Nazi Lieberman gives pragmatism a bad name

NOVANEWS
Nazi Lieberman’s worldview is based on the idea that life, and politics, is a game. ”Shoah”
By  | Dec. 24, 2014 
Avigdor Lieberman speaks to reporters

Avigdor Lieberman speaks to reporters on Jan. 23, 2012. Photo by Emil Salm.

The possibility that Foreign Minister Avigdor Lieberman, chairman of the Yisrael Beiteinu party, will join the leftist bloc after the March 17 general election horrifies many on both the right and the left. But when one attempts to understand what it is that Lieberman wants, divorced from his bullying remarks, one finds that it would not be a sharp deviation from his path. Not only because of the dimension of opportunism, which is common to most politicians, but mainly because his worldview was never left or right in Israeli political terms.

A few years ago Lieberman wrote a book, “Ha’emet Sheli” (“My Truth”), in which he explained his philosophy. The emphasis on truth in the title attests to Bolshevik influences, but Lieberman’s truth is not a solid path that can be pinpointed ideologically. His worldview is based mainly on the idea that life, and politics as its representative, is a game. To be more precise, life is a game in which the strongest wins.

This power-based aspect of his thinking probably makes Lieberman a natural for the right wing. But if this element is removed, when it comes to the Israeli-Palestinian conflict he is close to the fundamental position of the Zionist left, that calls for the two peoples to be separated. The difference is that the left, adhering to a humanist outlook, seeks a negotiated separation, on the assumption that under such an agreement the rights of both parties would be exercised. Lieberman, on the other hand, is not interested in moral principles. He would use force to implement the separation. That is why he has half-threatened, half-proposed to transfer the Arabs of the Triangle (a major Arab population center in central Israel) to the Palestinian state.

He would not consider such an arrangement a humanitarian solution, but rather a victory of the strong: We lost territory, but we won on the demographic issue. And still, when it comes to the principle of separation, he agrees with the left. And on domestic issues such as the relationship between religion and the state, Lieberman goes even further than Meretz. As a dyed-in-the-wool secular Jew, who brags about his love for nonkosher food, Lieberman also avoids the faith-based discourse concerning the Land of Israel of the settlers and the religious public. Although he lives in the settlement of Nokdim, apparently that choice too is more about power; he is the landowner who lives in the center of the contested territory. It demonstrates his self-confidence in the political and national balance of power.

The same approach led him to threaten to bomb the Aswan Dam in the latter days of the Mubarak regime in Egypt, and to promise the collapse of Hamas in the Gaza Strip, while at the same time he continued to serve in governments that did not dare to take such action. To Lieberman, such threats are meant only to demonstrate power, not to be acted upon. And so, as foreign minister he sought to cozy up to Russia at the expense of the United States, after concluding that Washington was losing strength and interest in the Middle East. Life is a web of interests, and Lieberman wants to retain his.

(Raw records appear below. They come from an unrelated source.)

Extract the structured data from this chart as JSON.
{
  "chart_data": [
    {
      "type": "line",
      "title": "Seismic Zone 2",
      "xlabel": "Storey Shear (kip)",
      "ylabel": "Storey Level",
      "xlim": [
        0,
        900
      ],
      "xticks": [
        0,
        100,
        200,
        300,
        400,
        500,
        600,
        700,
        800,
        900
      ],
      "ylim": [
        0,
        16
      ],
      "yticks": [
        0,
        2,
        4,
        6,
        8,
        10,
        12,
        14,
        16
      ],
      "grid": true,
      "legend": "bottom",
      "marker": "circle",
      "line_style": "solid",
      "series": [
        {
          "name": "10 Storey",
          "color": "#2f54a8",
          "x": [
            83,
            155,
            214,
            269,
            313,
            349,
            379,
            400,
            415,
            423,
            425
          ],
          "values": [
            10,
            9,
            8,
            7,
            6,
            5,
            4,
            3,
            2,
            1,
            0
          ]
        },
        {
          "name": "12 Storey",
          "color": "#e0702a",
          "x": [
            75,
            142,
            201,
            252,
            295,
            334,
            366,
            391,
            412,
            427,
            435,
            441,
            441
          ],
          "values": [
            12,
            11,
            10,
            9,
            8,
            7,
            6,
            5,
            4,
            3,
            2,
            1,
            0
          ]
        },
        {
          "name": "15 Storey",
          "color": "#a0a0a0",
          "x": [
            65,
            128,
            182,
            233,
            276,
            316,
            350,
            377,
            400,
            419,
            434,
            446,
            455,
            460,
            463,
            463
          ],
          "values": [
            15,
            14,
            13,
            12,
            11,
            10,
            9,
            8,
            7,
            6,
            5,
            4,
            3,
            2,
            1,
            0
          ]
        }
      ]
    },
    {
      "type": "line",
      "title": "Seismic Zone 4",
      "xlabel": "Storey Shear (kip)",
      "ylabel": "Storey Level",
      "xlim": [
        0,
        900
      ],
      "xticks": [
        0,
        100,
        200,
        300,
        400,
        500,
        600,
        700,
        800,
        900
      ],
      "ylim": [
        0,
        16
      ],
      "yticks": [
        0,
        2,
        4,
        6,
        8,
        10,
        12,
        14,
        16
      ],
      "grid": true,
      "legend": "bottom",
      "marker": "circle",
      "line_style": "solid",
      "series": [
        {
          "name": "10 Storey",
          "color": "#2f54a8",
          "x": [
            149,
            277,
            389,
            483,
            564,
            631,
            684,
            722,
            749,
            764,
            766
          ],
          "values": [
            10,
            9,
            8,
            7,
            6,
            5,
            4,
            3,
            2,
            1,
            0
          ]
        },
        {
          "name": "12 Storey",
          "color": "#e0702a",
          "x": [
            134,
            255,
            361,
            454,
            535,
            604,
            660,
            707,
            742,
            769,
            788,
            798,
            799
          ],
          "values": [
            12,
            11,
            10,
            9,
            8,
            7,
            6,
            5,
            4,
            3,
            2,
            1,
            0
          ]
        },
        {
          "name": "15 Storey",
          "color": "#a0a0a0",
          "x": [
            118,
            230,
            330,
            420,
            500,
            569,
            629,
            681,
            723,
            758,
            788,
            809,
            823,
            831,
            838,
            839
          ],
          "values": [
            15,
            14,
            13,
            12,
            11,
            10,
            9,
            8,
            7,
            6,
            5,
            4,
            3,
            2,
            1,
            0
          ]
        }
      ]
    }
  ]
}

His standard response when asked how he is — “in paradise,” he says, occasionally adding that he “sleeps like a baby” — should be noted. It isn’t only meant to annoy. Lieberman wants to convey the message that despite operating in the complex, high-pressure world of politics, he is calm and content.

That is how someone with no doubts, either moral or ethical, for whom life is a game that must be won, leads his life. It’s how Lieberman can justify to himself joining either the leftist or the rightist bloc — it depends only on the options that emerge from the election. But since his flexibility stems from an absence of moral values, it can be said that he has found the best way to give pragmatism a bad name.